By Jerry Schill
June 19, 2019
My last column dealt with a federal issue, but this one will be totally state related.
We are now in our fourth full month of the North Carolina General Assembly’s “long session”. It’s hard to say how long to it will last, but consider it safe to say, through June.
Several fish bills have been introduced in the Senate and House with some being favored by us and some opposed. So far, we’re doing ok on both fronts but the dust certainly hasn’t settled yet. The two House bills we opposed, H-483 and H-486 both received favorable reports in the House Wildlife Resources Committee, but haven’t had any further action, other than discussion in the House Republican caucus where, we’re told, they didn’t get a thumbs up for moving forward. Since 483, titled LET THEM SPAWN, didn’t have any monetary component, it should be dead as it did not make the May 9th crossover deadline. That means if a bill does not pass either the House or the Senate by that date, it’s dead for this session, other than for exceptions which this bill did not include. H-486 does have a monetary component so it still remains in the House Finance Committee even though the caucus doesn’t have much of an appetite for it. Things can change quickly though, so we’ll keep an eye on them.
On April 16th Glenn Skinner and I attended the meeting of the House Wildlife Resources Committee where H-483 and H-486 were on the agenda. The first bill considered was 486, COMMERCIAL FISHING LICENSE REFORMS. After a very poor explanation of the current state of our fisheries by Rep. Larry Yarborough, there was little discussion by committee members but one did request to hear of NCFA’s position, so I went to the microphone and explained that the bill was very similar to one that was introduced last year and didn’t go anywhere. What makes this one even worse is that it would double commercial fishermen’s license fees coming shortly after a major hurricane to hit our coast. Although I begged the committee members not to vote for the bill, it was given a favorable report 6 to 4.
Next, the committee considered 483, LET THEM SPAWN. There was even less discussion on this bill and although a member requested to hear NCFA’s position, we were not given permission to speak. Another committee member requested to hear the position of the Director of Marine Fisheries, as he was in the room. Again, that request was denied! That bill also received a favorable report. In over 30 years of experience, it was the most disgusting display of arrogance in ramming through a bill without proper vetting I’ve seen! And please don’t read partisanship into this. While the leadership is Republican, both parties serve on the committee and both parties saw fit to vote to support the bill without the benefit of hearing the other side. Worse, the other side was the science behind why this was a bad bill!
On a much more positive note, there were two bills that made it through two Senate committees and passed on the floor. S-554 MARINE FISHERIES REFORMS, and S-648 SUPPORT SHELLFISH AQUACULTURE, both passed the Senate Agriculture, Environment and Natural Resources Committee and the Rules Committee unanimously. On the floor, S-554 passed 46 to 1 and S-648 passed 47 to 0! Regarding the Fisheries Reform bill, Senator Norman Sanderson did an excellent job in explaining the history of the Fisheries Reform Act of 1997 and the need for the revisions. The Department of Environmental Quality and Division of Marine Fisheries as well as NCFA are supporting the legislation, which came about after a sit down meeting at DMF that included DEQ and DMF representatives, Coastal Conservation Association (CCA), NC Wildlife Federation, Coastal Federation and NCFA. For NCFA, Brent Fulcher, Glenn Skinner and I were there.

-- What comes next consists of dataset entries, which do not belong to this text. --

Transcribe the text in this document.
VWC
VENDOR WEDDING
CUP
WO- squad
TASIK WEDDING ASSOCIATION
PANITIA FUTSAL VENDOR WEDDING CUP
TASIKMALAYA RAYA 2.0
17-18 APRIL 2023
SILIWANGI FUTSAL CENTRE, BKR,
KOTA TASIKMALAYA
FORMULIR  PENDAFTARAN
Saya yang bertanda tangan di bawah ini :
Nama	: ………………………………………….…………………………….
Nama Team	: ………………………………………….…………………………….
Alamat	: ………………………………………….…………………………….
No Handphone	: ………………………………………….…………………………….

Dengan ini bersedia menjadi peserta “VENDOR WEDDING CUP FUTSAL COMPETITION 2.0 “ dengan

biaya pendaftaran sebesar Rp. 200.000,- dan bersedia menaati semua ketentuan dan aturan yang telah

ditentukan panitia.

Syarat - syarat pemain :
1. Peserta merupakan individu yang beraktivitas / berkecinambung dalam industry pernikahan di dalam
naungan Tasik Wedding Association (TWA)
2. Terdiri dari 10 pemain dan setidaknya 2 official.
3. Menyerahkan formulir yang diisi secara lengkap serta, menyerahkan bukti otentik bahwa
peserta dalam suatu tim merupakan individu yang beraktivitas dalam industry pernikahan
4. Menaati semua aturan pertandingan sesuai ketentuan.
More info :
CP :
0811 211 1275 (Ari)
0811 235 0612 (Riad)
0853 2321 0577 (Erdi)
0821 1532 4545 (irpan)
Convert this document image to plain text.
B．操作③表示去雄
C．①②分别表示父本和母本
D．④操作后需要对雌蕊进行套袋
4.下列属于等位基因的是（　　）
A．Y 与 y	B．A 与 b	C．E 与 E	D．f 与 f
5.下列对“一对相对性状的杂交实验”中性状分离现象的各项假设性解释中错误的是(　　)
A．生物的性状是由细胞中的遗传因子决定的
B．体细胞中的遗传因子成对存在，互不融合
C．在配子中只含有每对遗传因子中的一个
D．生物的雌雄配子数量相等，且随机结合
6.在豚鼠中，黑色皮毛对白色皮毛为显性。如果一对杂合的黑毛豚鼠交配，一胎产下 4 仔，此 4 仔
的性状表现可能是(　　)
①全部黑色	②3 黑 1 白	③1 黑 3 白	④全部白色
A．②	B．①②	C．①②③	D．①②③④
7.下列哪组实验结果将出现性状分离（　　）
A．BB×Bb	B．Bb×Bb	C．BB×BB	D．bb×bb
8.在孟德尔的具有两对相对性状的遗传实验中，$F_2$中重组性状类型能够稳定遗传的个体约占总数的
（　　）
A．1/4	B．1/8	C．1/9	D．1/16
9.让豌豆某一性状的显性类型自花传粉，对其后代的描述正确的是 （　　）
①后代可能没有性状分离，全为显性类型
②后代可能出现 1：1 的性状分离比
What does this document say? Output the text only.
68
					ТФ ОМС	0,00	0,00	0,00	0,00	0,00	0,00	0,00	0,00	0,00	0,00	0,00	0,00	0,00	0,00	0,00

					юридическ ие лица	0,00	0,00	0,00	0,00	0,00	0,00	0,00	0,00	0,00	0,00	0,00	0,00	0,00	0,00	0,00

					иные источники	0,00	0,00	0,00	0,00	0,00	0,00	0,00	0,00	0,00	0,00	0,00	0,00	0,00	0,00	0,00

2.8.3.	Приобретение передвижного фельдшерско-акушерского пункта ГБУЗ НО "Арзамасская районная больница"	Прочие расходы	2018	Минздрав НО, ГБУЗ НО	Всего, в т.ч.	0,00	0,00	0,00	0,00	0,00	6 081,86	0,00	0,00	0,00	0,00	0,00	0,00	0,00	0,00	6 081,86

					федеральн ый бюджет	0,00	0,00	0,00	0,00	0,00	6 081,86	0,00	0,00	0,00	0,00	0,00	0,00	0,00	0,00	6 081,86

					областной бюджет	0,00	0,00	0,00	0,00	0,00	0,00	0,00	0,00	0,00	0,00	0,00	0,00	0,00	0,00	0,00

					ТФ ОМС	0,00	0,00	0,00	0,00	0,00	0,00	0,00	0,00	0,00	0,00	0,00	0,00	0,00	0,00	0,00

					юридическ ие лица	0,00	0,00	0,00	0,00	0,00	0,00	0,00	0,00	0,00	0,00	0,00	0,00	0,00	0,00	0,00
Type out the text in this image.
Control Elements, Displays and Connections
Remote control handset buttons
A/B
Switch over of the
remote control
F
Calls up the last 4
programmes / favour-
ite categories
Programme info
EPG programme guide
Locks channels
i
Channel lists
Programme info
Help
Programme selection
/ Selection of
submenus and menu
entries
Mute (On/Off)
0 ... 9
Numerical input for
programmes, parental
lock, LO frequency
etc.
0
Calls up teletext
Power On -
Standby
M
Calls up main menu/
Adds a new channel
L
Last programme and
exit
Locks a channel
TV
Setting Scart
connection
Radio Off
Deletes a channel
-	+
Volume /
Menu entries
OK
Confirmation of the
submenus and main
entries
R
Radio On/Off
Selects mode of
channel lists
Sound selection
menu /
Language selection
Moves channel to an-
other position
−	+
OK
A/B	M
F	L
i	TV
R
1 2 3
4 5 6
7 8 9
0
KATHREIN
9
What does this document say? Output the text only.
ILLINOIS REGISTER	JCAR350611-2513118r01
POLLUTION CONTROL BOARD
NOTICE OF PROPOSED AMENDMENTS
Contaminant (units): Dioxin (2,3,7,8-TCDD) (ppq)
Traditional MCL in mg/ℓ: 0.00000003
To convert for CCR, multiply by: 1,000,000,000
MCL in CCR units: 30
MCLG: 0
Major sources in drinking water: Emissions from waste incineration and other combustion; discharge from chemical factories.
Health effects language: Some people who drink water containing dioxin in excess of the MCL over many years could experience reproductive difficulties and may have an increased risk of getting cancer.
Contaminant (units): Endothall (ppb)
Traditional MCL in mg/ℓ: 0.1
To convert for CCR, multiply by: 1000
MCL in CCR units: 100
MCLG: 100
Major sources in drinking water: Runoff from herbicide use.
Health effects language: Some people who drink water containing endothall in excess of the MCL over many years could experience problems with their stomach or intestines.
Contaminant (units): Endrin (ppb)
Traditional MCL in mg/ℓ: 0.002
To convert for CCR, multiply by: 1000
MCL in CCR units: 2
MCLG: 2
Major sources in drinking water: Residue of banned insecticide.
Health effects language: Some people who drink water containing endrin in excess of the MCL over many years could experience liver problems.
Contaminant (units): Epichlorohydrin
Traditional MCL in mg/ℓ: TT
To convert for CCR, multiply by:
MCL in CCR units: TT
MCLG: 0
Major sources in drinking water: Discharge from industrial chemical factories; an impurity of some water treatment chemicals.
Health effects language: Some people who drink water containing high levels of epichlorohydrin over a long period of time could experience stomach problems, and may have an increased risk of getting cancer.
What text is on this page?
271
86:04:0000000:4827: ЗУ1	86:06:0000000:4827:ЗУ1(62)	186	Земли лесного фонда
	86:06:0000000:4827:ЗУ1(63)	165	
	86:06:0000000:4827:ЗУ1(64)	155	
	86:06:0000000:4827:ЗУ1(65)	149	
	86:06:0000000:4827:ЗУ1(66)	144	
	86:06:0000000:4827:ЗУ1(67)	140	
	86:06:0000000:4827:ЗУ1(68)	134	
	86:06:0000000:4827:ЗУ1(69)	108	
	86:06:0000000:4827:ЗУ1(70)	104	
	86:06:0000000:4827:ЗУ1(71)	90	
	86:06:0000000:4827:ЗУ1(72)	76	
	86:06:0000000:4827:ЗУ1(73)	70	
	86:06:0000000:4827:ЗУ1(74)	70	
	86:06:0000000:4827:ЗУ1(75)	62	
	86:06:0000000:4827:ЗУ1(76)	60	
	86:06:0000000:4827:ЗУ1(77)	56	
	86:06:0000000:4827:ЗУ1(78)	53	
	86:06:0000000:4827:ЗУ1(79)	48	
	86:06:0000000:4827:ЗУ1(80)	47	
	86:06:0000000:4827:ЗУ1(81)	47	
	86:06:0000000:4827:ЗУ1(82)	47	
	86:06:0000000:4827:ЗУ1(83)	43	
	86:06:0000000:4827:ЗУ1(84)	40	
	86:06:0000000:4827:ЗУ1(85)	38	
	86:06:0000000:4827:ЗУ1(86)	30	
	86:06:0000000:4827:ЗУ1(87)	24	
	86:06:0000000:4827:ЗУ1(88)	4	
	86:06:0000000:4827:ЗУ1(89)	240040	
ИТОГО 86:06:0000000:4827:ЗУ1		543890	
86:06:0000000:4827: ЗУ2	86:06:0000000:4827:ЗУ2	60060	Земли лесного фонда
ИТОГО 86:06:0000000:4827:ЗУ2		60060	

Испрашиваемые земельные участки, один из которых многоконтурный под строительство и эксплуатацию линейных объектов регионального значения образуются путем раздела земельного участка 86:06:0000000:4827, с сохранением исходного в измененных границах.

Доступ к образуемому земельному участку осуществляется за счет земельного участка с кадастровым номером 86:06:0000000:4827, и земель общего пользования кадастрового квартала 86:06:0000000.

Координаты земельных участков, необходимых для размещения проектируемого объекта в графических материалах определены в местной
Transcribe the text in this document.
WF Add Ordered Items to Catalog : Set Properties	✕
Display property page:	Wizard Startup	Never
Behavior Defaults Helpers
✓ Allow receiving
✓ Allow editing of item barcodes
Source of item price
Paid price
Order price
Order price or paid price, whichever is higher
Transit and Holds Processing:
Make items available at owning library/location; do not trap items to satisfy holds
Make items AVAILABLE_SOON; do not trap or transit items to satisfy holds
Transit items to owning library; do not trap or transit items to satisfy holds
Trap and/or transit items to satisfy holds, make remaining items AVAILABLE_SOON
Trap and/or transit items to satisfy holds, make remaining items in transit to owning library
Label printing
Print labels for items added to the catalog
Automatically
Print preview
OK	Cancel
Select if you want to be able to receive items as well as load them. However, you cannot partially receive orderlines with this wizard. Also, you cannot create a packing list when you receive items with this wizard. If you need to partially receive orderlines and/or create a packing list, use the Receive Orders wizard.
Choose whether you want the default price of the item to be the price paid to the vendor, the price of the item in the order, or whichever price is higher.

When discussions began, there were parts of the proposal the various groups had issues with, but the difference was that NCFA remained involved in the discussions over the next several weeks and the language was revised to our satisfaction. The others just complained, took their ball and went home.
The bill eliminates the language that allows the spouse of a commercial fisherman to sit on the Marine Fisheries Commission. I had some heartburn over that at first because I remember the discussions that went into that provision before the FRA was passed over 20 years ago. However, in practice the Commission needs real, practical experience on the water. Also, the two at-large seats would be replaced with two additional individuals from a science perspective. There’s been too much hanky panky been played with the at-large seats over the years.
Bottom line is that any successful Commission needs balanced appointments, regardless of the categories. NCFA’s position over the years has been that anyone who qualifies to sit on the Commission as recreational or commercial should NOT be appointed to an at-large seat. Republican and Democrat Governors didn’t see it that way though as it wasn’t statutory language, so it led to abuse on both the sides of the issues.
Finally, while the session so far has been fraught with extreme disappointment, it’s also had the sweet smell of success. The proverbial roller coaster ride, if you will. Allow me to give encouragement to the readers and well-deserved credit to our coastal legislators that have been very engaged on these issues. They have been persistent and consistent and worthy of our thanks and encouragement!
From now until the end of session, the work will be on the House side working for the passage of the two bills that came over from the Senate and assuring the bad ones currently in the House don’t make it to the Senate.